Dans sa conférence
intitulée Nabokov and Paris: A Love-Hate
Relationship Maurice Couturier, le traducteur français de Nabokov et
l’un des plus grands connaisseurs de son œuvre s’est
intéressé à la relation « Je t’aime moi non plus » liant l’auteur de Lolita à la ville de Paris. Dans les
années 1930, l’écrivain peine à trouver sa place dans la capitale française
entre ses confrères émigrés russes et le monde des lettres françaises qu’il
essaie de conquérir. Fasciné par les couchers de soleil vus à travers l’Arc de
Triomphe, mais incapable de travailler, absorbé par sa romance avec la
poétesse Irina Guadanini et démarchant en vain les éditeurs de la rive gauche,
ce Nabokov est bien différent de l’auteur à succès célébré par Gallimard en 1959,
mais aussi du personnage excentrique et haut en couleur reçu par Bernard Pivot
dans ses Apostrophes en 1975.
Même si Nabokov avait déjà publié plusieurs
romans en langue russe et anglaise avant Lolita,
c’est ce dernier livre qui a changé son destin littéraire. Refusé par six
éditeurs américains qui craignaient des poursuites judiciaires ou morales,
l’histoire de Humbert Humbert est publiée par Olympia Press, à Paris, en 1955.

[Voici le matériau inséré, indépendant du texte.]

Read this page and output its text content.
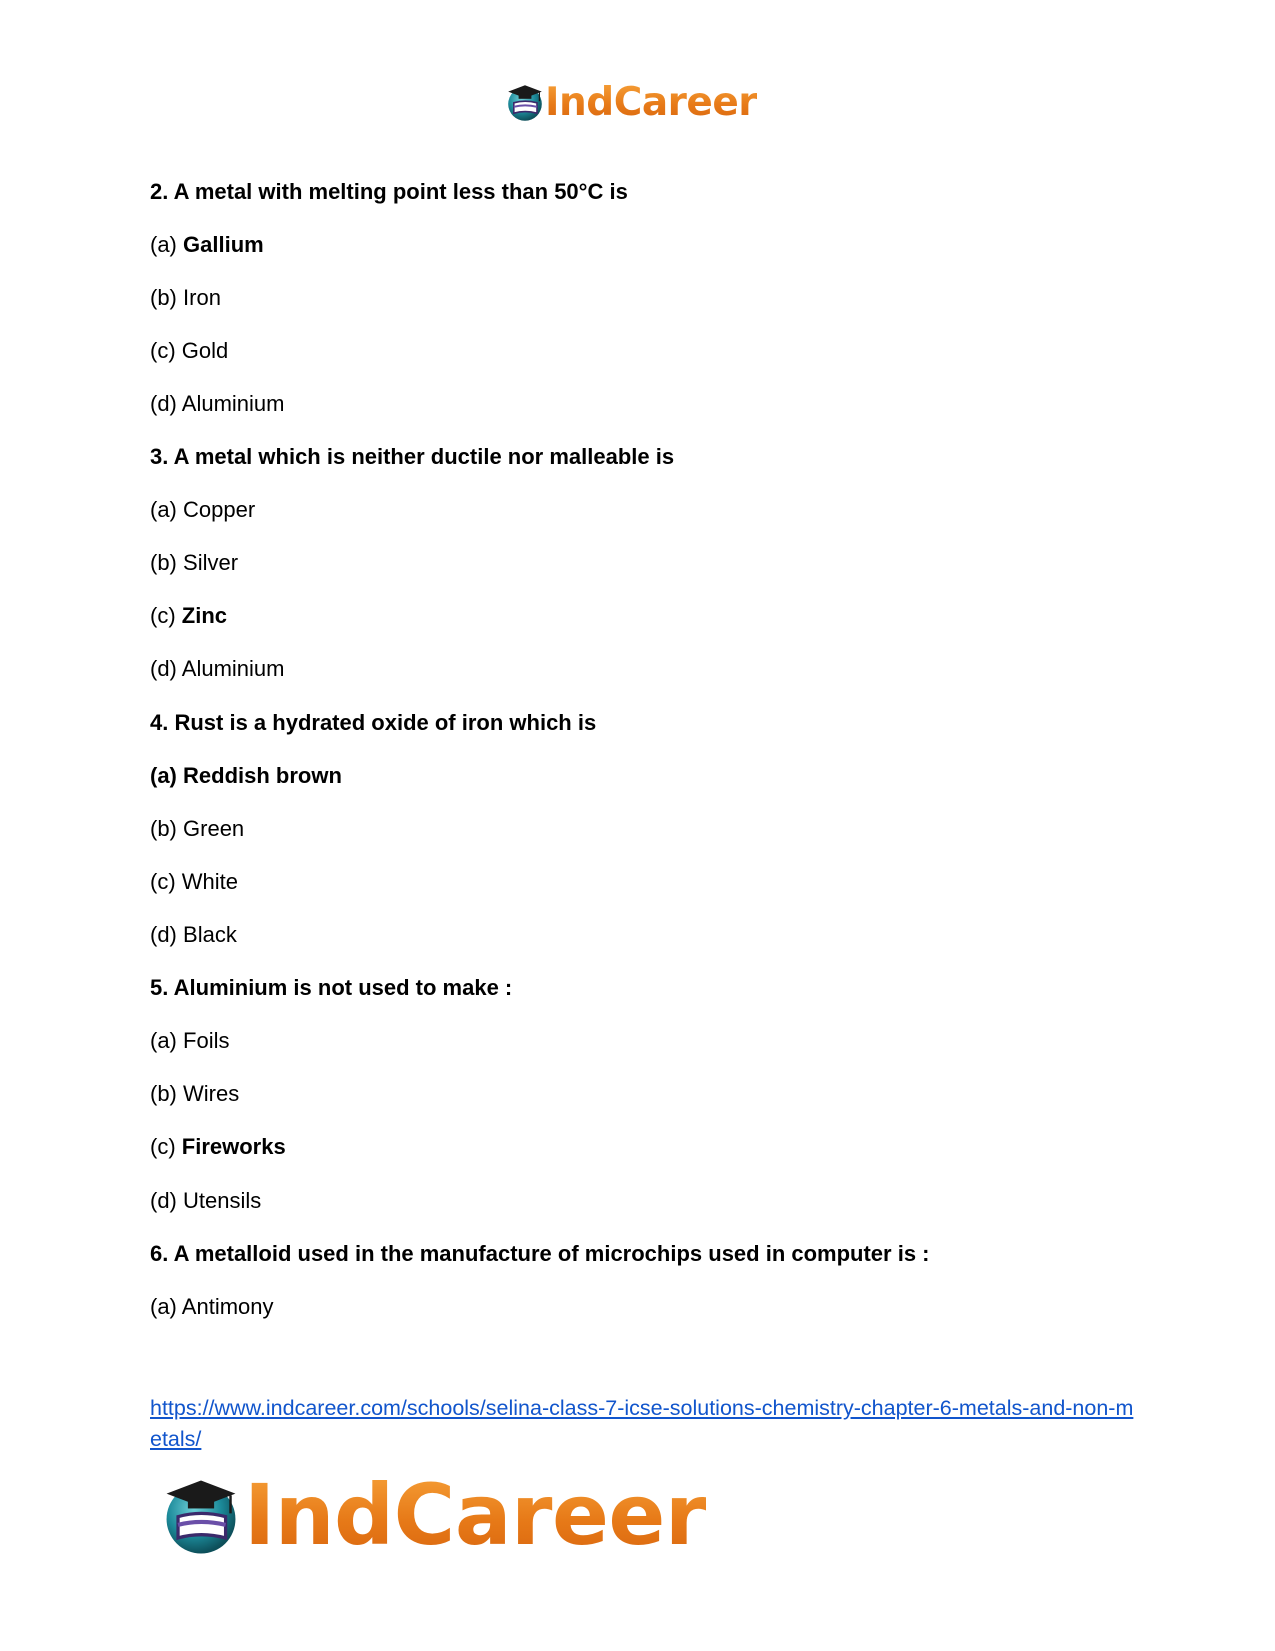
IndCareer
2. A metal with melting point less than 50°C is
(a) Gallium
(b) Iron
(c) Gold
(d) Aluminium
3. A metal which is neither ductile nor malleable is
(a) Copper
(b) Silver
(c) Zinc
(d) Aluminium
4. Rust is a hydrated oxide of iron which is
(a) Reddish brown
(b) Green
(c) White
(d) Black
5. Aluminium is not used to make :
(a) Foils
(b) Wires
(c) Fireworks
(d) Utensils
6. A metalloid used in the manufacture of microchips used in computer is :
(a) Antimony
https://www.indcareer.com/schools/selina-class-7-icse-solutions-chemistry-chapter-6-metals-and-non-metals/
IndCareer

Malgré un catalogue prestigieux (Jean Genet, Samuel Beckett, etc.), la maison
d'édition fondée par Maurice Girodias est spécialisée dans l'édition d'œuvres
sulfureuses. Ce n’est que trois ans plus tard que le livre sort aux États-Unis,
chez Putnam. Il connaît un grand succès, restant pendant 180 jours en tête des
meilleures ventes du pays. Lolita est
même le second roman, après le best-seller Autant
en emporte le vent de Margaret Mitchell (1936), à atteindre le seuil des
100 000 exemplaires vendus en trois semaines. Depuis, Lolita s'est vendu à plus de 15 millions
d'exemplaires dans le monde
Le rôle joué
par la censure dans l’affaire Lolita
a fait l’objet de la présentation de Julie Loison-Charles de Université Lille
3. Censurée pour des raisons politiques dans son pays natal, l’œuvre de Nabokov
l’était aussi à l’Occident, mais plutôt pour des raisons morales. Au début,
Nabokov souhaitait même publier son roman sous un pseudonyme craignant pour sa
réputation d’enseignant dans une université américaine. Heureusement, il a été
soutenu par des confrères de renom comme Graham Greene qui s’est déclaré prêt à
aller en prison pour faire publier son livre. La chercheuse a rappelé que Lolita avait été interdit dans plusieurs
pays du monde, souvent sous prétexte de protection de la jeunesse (même si le livre n'a jamais été destiné au jeune public), et ce
“lolitige” connaît de nouveaux
rebondissements 60 ans plus tard. Devenue un classique de la littérature du XXe
siècle, le roman reste néanmoins très controversé dans la Russie d’aujourd’hui où
l’Eglise orthodoxe demande son interdiction pour la propagation de la pédophilie.
Agnès
Edel-Roy, présidente des « Chercheurs enchantés », a relaté
l’histoire de la publication française de Lolita
(1956-1959) d’après les documents conservés dans les archives des Editions
Gallimard. La correspondance de Nabokov avec son éditeur et son premier
traducteur Eric Kahane, le frère de Maurice Girodias, fournit des
informations précieuses sur les coulisses de cette édition ainsi que sur la
fameuse intransigeance de Nabokov en matière de traduction. De son côté,
Nicolas Guerrero, avocat au barreau de Paris, a exploré l’aspect judiciaire de
l’univers du roman. Son auteur fait du lecteur une dernière instance, le juge
et le juré. Le roman pose des questions sur la responsabilité légale et morale
de son héros, mais aussi sur une éventuelle complicité du lecteur.
D’autres
interventions ont été consacrées à l’héritage de la nymphette nabokovienne dans la littérature contemporaine et
aux aspects multitextuels qui ne se limitent pas aux textes littéraires. Très
variées et issues des univers différents, ces études ont un point commun. Elles
s’accordent à présenter le chef-d’œuvre de Nabokov comme une réflexion sur la
culture au sens très large du terme. Mais aussi comme le triomphe du talent
opérant, à la limite de la magie, une transfiguration poétique de la matière
brute qui, au départ, ne s’y prête pas forcément. Un sujet graveleux et trash comme porte d’entrée à la “découverte du mythe” (N. Berberova), tel est
le vertigineux pari de l’auteur de ce roman étonnant qui n’a pas encore livré tous ses
secrets.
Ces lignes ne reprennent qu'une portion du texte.